As a doctrinal possibility, Barnett’s ideas are currently being very serious attention by CENTCOM, Special Operations Command (which already conceived of “ warfighting” as only one small part of their mission arc) and the Joint Forces Command and the Office of the Secretary of Defense. Comparisons to containment are frequent but there are some significant differences between containment and Shrinking the Gap.
George Kennan’s prescription was essentially to “hold the line” by walling off or “containing” the Soviet menace from the West until monolithic totalitarian Communism began to mellow as a system or collapsed. The stakes of failure were extremely high during the Cold War for the United States but the tasks to implement containment were familiar and relatively easy ones. The Truman administration established on a global scale the old “Cordon Sanitaire” that the French had tried without success in Europe after Versailles: vigilant, defensive military and diplomatic alliances, deterrence and measured responses to Soviet provocations over time.

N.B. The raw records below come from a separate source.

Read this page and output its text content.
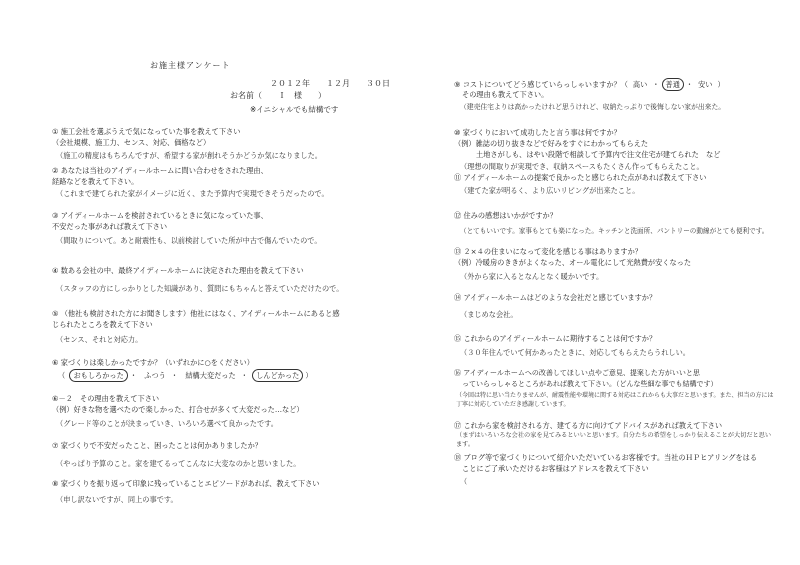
お施主様アンケート
２０１２年　　１２月　　３０日
お名前（　　Ｉ　様　　）
※イニシャルでも結構です
① 施工会社を選ぶうえで気になっていた事を教えて下さい
（会社規模、施工力、センス、対応、価格など）
（ 施工の精度はもちろんですが、希望する家が創れそうかどうか気になりました。
② あなたは当社のアイディールホームに問い合わせをされた理由、
経路などを教えて下さい。
（ これまで建てられた家がイメージに近く、また予算内で実現できそうだったので。
③ アイディールホームを検討されているときに気になっていた事、
不安だった事があれば教えて下さい
（ 間取りについて。あと耐震性も、以前検討していた所が中古で傷んでいたので。
④ 数ある会社の中、最終アイディールホームに決定された理由を教えて下さい
（ スタッフの方にしっかりとした知識があり、質問にもちゃんと答えていただけたので。
⑤ （他社も検討された方にお聞きします）他社にはなく、アイディールホームにあると感
じられたところを教えて下さい
（ センス、それと対応力。
⑥ 家づくりは楽しかったですか？（いずれかに○をください）
（ おもしろかった ・ ふつう ・ 結構大変だった ・ しんどかった ）
⑥－２　その理由を教えて下さい
（例）好きな物を選べたので楽しかった、打合せが多くて大変だった…など）
（ グレード等のことが決まっていき、いろいろ選べて良かったです。
⑦ 家づくりで不安だったこと、困ったことは何かありましたか？
（ やっぱり予算のこと。家を建てるってこんなに大変なのかと思いました。
⑧ 家づくりを振り返って印象に残っていることエピソードがあれば、教えて下さい
（ 申し訳ないですが、同上の事です。
⑨ コストについてどう感じていらっしゃいますか？（ 高い ・ 普通 ・ 安い ）
その理由も教えて下さい。
（ 建売住宅よりは高かったけれど思うけれど、収納たっぷりで後悔しない家が出来た。
⑩ 家づくりにおいて成功したと言う事は何ですか？
（例）雑誌の切り抜きなどで好みをすぐにわかってもらえた
土地さがしも、はやい段階で相談して予算内で注文住宅が建てられた　など
（ 理想の間取りが実現でき、収納スペースもたくさん作ってもらえたこと。
⑪ アイディールホームの提案で良かったと感じられた点があれば教えて下さい
（ 建てた家が明るく、より広いリビングが出来たこと。
⑫ 住みの感想はいかがですか？
（ とてもいいです。家事もとても楽になった。キッチンと洗面所、パントリーの動線がとても便利です。
⑬ ２×４の住まいになって変化を感じる事はありますか？
（例）冷暖房のききがよくなった、オール電化にして光熱費が安くなった
（ 外から家に入るとなんとなく暖かいです。
⑭ アイディールホームはどのような会社だと感じていますか？
（ まじめな会社。
⑮ これからのアイディールホームに期待することは何ですか？
（ ３０年住んでいて何かあったときに、対応してもらえたらうれしい。
⑯ アイディールホームへの改善してほしい点やご意見、提案した方がいいと思
っていらっしゃるところがあれば教えて下さい。（どんな些細な事でも結構です）
（ 今回は特に思い当たりませんが、耐震性能や環境に関する対応はこれからも大事だと思います。また、担当の方には丁寧に対応していただき感謝しています。
⑰ これから家を検討される方、建てる方に向けてアドバイスがあれば教えて下さい
（ まずはいろいろな会社の家を見てみるといいと思います。自分たちの希望をしっかり伝えることが大切だと思います。
⑱ ブログ等で家づくりについて紹介いただいているお客様です。当社のＨＰヒアリングをはる
ことにご了承いただけるお客様はアドレスを教えて下さい
（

Thomas Barnett is really proposing “integration” instead of containment. The economic and political conditions that generate terrorism, genocide, WMD proliferation, dictatorship and anarchy in the Gap are to be ameliorated by a comprehensive civil-military engagement by the Core to “connect –up” to functional rather than dysfunctional Rule-Sets in priority problem states. This is a more complex agenda diplomatically than containment, which had the advantage of a truly malevolent enemy in Josef Stalin. Chaos does not have a human face – though Osama bin Laden vied for that title – and the problems of today’s world are intersecting and interconnected in a Gordian knot of diverse security threats.
The advantage Barnett has in having his ideas become the sword to cut this Gordian knot is that unlike the preemption strategy of the Neocons, PNM is a non-zero sum game. The United States gets to wear the White Hat again in allied eyes by pushing a strategy that stresses mutual interests instead of just unilateral survival. China, which is not even an ally, has already accorded The Pentagon’s New Map a respectful hearing by senior academic advisors to the Chinese government. PNM strategy, unlike the National Security Strategy of the United States, does not scare the hell out of the rest of the world.
Instead The Pentagon’s New Map offers a hopeful ending, “a future worth creating.” When skeptical leaders of foreign states ask American ambassadors and Generals “Yes, but what are you fighting for? What is in it for us to help you?” – we’d better have an answer.